Earlier this year, the EPA's full risk report was finally made public -- seven years after its internal publication. The EIP and Earthjustice released their analysis of that report yesterday, showing there are high-risk coal ash dump sites in at least 36 states. Twenty-one states -- including nine across the South -- are home to five or more such sites, which lack synthetic liners to keep poisons in the ash from seeping into the surrounding ecosystem and water supplies.

The states with five or more high-risk ash dumps and the total number of such dumps they're home to are (Southern states bolded): North Carolina (17), Indiana (15), Illinois (14), Ohio (12), Georgia (11), Kentucky (11), Tennessee (11), Texas (10), Alabama (9), Iowa (7), Michigan (7), South Carolina (7), West Virginia (7), Wisconsin (7), Wyoming (6), Kansas (5), Louisiana (5), Maryland (5), North Dakota (5), Oklahoma (5) and Pennsylvania (5). For a complete list of leak-prone (unlined and clay-lined) surface impoundments and landfills by state, click here.

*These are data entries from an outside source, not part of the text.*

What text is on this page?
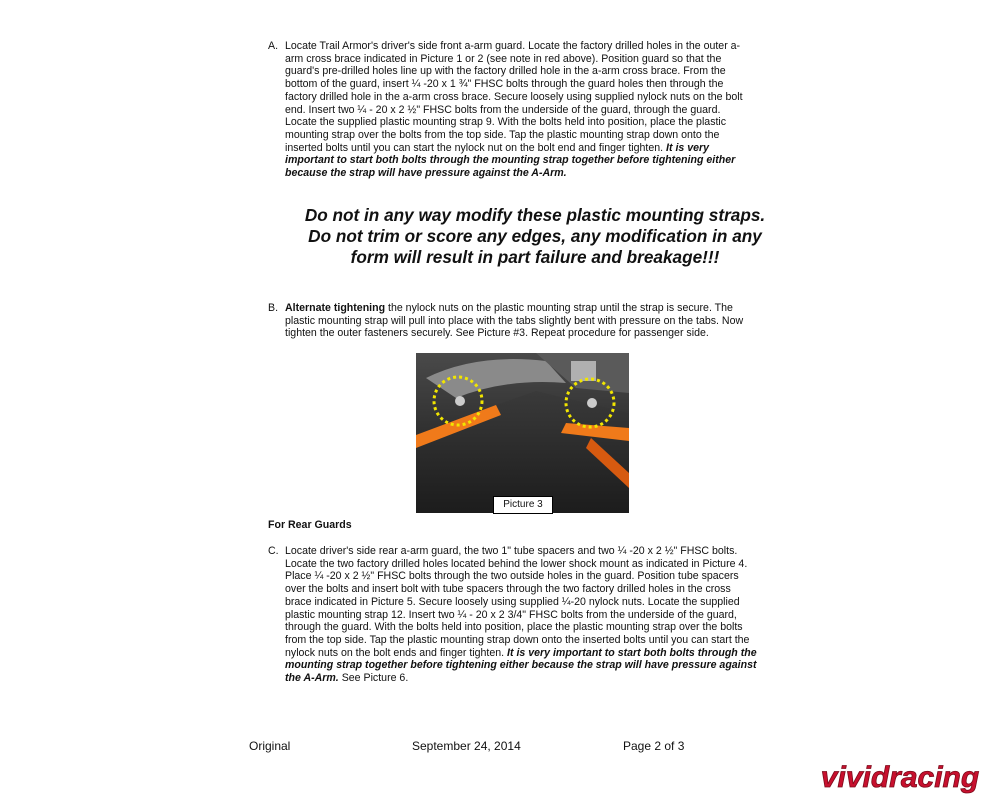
A. Locate Trail Armor's driver's side front a-arm guard. Locate the factory drilled holes in the outer a-arm cross brace indicated in Picture 1 or 2 (see note in red above). Position guard so that the guard's pre-drilled holes line up with the factory drilled hole in the a-arm cross brace. From the bottom of the guard, insert ¼ -20 x 1 ¾" FHSC bolts through the guard holes then through the factory drilled hole in the a-arm cross brace. Secure loosely using supplied nylock nuts on the bolt end. Insert two ¼ - 20 x 2 ½" FHSC bolts from the underside of the guard, through the guard. Locate the supplied plastic mounting strap 9. With the bolts held into position, place the plastic mounting strap over the bolts from the top side. Tap the plastic mounting strap down onto the inserted bolts until you can start the nylock nut on the bolt end and finger tighten. It is very important to start both bolts through the mounting strap together before tightening either because the strap will have pressure against the A-Arm.
Do not in any way modify these plastic mounting straps. Do not trim or score any edges, any modification in any form will result in part failure and breakage!!!
B. Alternate tightening the nylock nuts on the plastic mounting strap until the strap is secure. The plastic mounting strap will pull into place with the tabs slightly bent with pressure on the tabs. Now tighten the outer fasteners securely. See Picture #3. Repeat procedure for passenger side.
Picture 3
For Rear Guards
C. Locate driver's side rear a-arm guard, the two 1" tube spacers and two ¼ -20 x 2 ½" FHSC bolts. Locate the two factory drilled holes located behind the lower shock mount as indicated in Picture 4. Place ¼ -20 x 2 ½" FHSC bolts through the two outside holes in the guard. Position tube spacers over the bolts and insert bolt with tube spacers through the two factory drilled holes in the cross brace indicated in Picture 5. Secure loosely using supplied ¼-20 nylock nuts. Locate the supplied plastic mounting strap 12. Insert two ¼ - 20 x 2 3/4" FHSC bolts from the underside of the guard, through the guard. With the bolts held into position, place the plastic mounting strap over the bolts from the top side. Tap the plastic mounting strap down onto the inserted bolts until you can start the nylock nuts on the bolt ends and finger tighten. It is very important to start both bolts through the mounting strap together before tightening either because the strap will have pressure against the A-Arm. See Picture 6.
Original	September 24, 2014	Page 2 of 3
vividracing
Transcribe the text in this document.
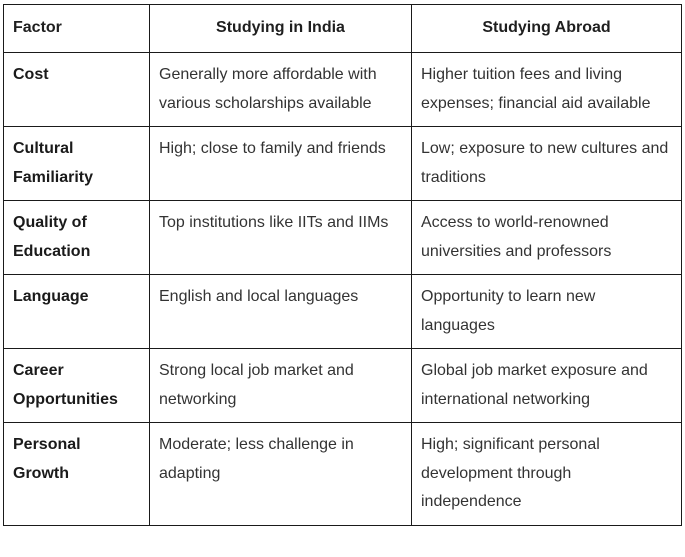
Factor	Studying in India	Studying Abroad
Cost	Generally more affordable with various scholarships available	Higher tuition fees and living expenses; financial aid available
Cultural Familiarity	High; close to family and friends	Low; exposure to new cultures and traditions
Quality of Education	Top institutions like IITs and IIMs	Access to world-renowned universities and professors
Language	English and local languages	Opportunity to learn new languages
Career Opportunities	Strong local job market and networking	Global job market exposure and international networking
Personal Growth	Moderate; less challenge in adapting	High; significant personal development through independence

The problem may be even bigger than the data indicate, the groups said, noting that industry has reported at least 427 waste ponds in response to a March 2009 information request letter from EPA -- 40% more than EPA's own estimate of the number of operating ponds. In addition, the threat from these dumps could linger for a very long time, with EPA warning that peak exposures are likely to come 78 to 105 years after the dumps first begin operation.

"We now have the full picture about coal dump sites across America and it is not pretty," said EIP Director Eric Schaeffer. "Power industry lobbyists would rather keep the public in the dark about the risk from coal ash disposal; it's up to the EPA to turn the lights on and regulate these hazards."

In March, 109 environmental groups including EIP and Earthjustice asked EPA Administrator Lisa Jackson to move quickly to regulate coal ash. The letter identified 12 principles to guide the development of federal regulations, including phasing out surface impoundments like the one that failed at Kingston, mandating the use of synthetic liners, and requiring the industry to assume long-term liability for cleanup.

(The image above is a Google Earth view of Duke Energy's Cliffside coal-burning power plant, whose coal-ash dump is one of the high-risk facilities listed in the EIP and Earthjustice analysis. The coal-burning units are in the upper left and the coal ash waste impoundment on the right, with the Broad River near the top of the image. The plant is located near Mooresboro, N.C., on the border of Cleveland and Rutherford counties in the western part of the state.)